Removing from a collection

So if we have a method to add objects to a collection, then we should also have one to remove them.

/**
 * @param Category $category
 */
public function removeCategory(Category $category): void
{
    // If the category does not exist in the collection, then we don't need to do anything
    if (!$this->categories->contains($category)) {
        return;
    }

    // Remove category from the collection
    $this->categories->removeElement($category);

    // Also remove this from the blog post collection of the category
    $category->removeBlogPost($this);
}
/**
 * @param BlogPost $blogPost
 */
public function removeBlogPost(BlogPost $blogPost): void
{
    // If the blog post does not exist in the collection, then we don't need to do anything
    if (!$this->blogPosts->contains($blogPost)) {
        return;
    }

    // Remove blog post from the collection
    $this->blogPosts->removeElement($blogPost);

    // Also remove this from the category collection of the blog post
    $blogPost->removeCategory($this);
}

So this is similar to adding to a collection.

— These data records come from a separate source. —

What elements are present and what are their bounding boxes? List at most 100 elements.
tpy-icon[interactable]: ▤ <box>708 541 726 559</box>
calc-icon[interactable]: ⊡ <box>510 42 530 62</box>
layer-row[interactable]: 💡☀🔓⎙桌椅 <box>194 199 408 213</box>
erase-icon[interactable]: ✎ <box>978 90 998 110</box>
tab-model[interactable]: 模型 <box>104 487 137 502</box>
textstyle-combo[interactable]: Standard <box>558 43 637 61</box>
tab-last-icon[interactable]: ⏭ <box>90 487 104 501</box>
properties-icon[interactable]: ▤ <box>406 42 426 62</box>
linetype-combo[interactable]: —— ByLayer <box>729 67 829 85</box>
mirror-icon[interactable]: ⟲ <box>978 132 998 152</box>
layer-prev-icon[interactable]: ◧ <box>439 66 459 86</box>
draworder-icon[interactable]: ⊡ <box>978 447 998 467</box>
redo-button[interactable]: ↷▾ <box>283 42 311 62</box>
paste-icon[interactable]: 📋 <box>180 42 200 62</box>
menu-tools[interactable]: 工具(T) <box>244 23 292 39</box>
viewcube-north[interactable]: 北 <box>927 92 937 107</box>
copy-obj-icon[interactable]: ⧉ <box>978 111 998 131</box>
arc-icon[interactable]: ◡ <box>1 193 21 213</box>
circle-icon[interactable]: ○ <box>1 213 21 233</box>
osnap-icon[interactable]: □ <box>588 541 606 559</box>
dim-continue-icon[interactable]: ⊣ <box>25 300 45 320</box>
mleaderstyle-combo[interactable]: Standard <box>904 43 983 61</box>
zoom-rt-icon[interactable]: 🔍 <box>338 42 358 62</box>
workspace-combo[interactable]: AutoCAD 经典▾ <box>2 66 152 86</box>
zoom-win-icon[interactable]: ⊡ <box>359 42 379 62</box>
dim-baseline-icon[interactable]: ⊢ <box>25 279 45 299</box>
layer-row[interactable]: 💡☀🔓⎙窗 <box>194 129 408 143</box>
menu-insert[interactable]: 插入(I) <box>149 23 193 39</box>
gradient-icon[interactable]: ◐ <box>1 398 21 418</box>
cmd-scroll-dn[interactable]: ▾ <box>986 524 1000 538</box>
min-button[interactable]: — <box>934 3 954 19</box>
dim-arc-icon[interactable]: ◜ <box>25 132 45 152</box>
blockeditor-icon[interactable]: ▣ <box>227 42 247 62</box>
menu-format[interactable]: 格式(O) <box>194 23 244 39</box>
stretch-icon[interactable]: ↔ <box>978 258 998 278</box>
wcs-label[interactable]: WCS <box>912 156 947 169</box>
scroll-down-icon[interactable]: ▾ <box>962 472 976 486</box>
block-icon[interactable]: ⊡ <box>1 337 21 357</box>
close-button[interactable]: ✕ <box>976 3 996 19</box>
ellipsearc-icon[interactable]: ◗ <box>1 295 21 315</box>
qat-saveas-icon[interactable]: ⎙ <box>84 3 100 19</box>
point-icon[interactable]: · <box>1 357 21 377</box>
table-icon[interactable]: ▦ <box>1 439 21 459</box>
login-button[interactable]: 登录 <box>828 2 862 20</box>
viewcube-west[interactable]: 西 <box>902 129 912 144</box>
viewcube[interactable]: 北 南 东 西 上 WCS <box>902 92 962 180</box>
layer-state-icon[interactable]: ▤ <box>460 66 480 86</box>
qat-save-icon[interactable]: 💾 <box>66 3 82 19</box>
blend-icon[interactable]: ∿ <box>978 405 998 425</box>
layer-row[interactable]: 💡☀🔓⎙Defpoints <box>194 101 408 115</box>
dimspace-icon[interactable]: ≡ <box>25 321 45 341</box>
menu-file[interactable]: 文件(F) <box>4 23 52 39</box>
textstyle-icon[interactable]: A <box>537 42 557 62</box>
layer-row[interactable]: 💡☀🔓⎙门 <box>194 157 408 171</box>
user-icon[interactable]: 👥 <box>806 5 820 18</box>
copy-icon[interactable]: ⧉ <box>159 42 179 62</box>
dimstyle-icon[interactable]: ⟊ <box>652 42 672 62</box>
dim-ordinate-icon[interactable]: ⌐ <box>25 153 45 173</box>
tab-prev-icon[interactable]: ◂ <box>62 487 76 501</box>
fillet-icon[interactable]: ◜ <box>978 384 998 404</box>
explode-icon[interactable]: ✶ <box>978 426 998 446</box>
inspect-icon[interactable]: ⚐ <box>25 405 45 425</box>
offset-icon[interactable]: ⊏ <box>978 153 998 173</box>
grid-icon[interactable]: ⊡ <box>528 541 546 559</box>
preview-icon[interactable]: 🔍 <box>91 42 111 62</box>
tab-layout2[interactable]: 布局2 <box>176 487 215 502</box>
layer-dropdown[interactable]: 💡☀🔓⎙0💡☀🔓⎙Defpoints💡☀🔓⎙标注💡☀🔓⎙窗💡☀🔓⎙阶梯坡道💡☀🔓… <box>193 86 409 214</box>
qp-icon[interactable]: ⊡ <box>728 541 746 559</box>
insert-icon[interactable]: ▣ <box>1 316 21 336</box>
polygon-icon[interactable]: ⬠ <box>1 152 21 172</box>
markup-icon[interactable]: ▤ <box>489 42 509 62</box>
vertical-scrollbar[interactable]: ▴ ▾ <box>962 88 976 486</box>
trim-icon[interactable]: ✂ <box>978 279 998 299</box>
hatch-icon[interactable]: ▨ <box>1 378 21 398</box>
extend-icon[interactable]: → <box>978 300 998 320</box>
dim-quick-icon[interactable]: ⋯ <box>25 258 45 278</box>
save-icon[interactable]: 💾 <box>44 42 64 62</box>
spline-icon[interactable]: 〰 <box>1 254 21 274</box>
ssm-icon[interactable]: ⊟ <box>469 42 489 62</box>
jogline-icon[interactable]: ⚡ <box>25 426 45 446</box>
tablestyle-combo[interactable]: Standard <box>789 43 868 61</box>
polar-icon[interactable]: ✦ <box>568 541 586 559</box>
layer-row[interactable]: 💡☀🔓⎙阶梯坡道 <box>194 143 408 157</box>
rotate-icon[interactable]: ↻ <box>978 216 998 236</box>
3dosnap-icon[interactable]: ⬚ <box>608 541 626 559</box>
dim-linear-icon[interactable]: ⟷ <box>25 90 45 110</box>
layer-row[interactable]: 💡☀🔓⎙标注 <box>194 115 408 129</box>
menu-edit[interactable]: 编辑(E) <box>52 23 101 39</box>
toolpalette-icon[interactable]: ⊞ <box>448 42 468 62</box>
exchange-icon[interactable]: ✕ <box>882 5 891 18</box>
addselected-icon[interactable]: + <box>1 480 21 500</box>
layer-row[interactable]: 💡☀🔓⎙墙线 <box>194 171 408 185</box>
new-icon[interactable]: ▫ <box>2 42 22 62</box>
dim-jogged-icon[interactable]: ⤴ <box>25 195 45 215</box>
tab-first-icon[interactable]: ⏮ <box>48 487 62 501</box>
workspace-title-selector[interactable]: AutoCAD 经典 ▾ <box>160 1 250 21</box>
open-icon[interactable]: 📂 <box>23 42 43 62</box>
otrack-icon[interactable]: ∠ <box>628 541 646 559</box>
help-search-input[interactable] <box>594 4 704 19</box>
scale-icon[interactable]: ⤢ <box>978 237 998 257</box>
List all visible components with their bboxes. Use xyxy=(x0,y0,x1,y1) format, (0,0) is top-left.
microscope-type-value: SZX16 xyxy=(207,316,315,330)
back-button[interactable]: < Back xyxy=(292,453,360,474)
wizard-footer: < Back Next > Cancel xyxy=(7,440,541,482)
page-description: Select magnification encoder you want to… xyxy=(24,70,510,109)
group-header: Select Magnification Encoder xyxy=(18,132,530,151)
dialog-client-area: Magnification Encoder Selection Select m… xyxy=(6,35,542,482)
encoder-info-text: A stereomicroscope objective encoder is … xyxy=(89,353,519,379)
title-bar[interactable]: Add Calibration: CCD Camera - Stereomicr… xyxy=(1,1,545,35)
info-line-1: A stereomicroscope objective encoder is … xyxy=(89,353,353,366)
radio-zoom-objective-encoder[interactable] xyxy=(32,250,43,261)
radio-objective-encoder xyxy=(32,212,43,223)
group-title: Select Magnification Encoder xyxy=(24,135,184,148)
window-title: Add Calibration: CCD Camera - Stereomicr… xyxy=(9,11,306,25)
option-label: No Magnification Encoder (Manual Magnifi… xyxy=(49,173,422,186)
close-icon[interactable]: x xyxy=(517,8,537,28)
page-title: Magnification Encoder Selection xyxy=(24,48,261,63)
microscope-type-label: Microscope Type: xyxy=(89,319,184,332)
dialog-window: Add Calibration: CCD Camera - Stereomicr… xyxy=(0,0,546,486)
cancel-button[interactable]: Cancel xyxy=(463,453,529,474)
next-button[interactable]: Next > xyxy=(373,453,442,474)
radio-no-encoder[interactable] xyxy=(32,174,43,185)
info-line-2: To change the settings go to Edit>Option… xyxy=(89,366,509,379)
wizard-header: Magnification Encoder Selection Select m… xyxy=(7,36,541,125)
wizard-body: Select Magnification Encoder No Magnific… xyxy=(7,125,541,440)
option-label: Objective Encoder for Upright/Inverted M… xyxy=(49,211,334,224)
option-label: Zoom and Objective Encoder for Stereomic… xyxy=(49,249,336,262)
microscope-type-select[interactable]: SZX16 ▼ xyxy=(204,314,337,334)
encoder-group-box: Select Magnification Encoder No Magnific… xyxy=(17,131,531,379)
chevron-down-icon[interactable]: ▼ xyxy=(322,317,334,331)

The difference is that we first check if the object does exist in the collection before removing it. We can’t remove something that does not exist. Then we also make sure that this change is applied to both entities.

Beware of many-to-many

In some cases you don’t need a many-to-many association. When you want other data in your junction table, the link between both entities. Then you should use a one-to-many/many-to-one relationship. You should create a third entity that is the link between both entities. This way you can add multiple columns to the join table. Your join table is an entity. It is part of your business logic if it does more then linking 2 entities together.

You should think this trough before creating a many-to-many relationship. Here an example of a many-to-many that was changed to a one-to-many/many-to-one because we needed to also know when the user started working on the company and for which salary.

Conclusion

Today we learned one correct way to create a many-to-many association. There are more solutions to this problem.  Anyone that has other solutions are free to discuss them here. And  we also learned a bit about collections. How they work in the background of Doctrine. We should also be carefull to to abuse many-to-many associations and maybe think about it. Maybe we should use a one-to-many/many-to-one association?As always think before you code!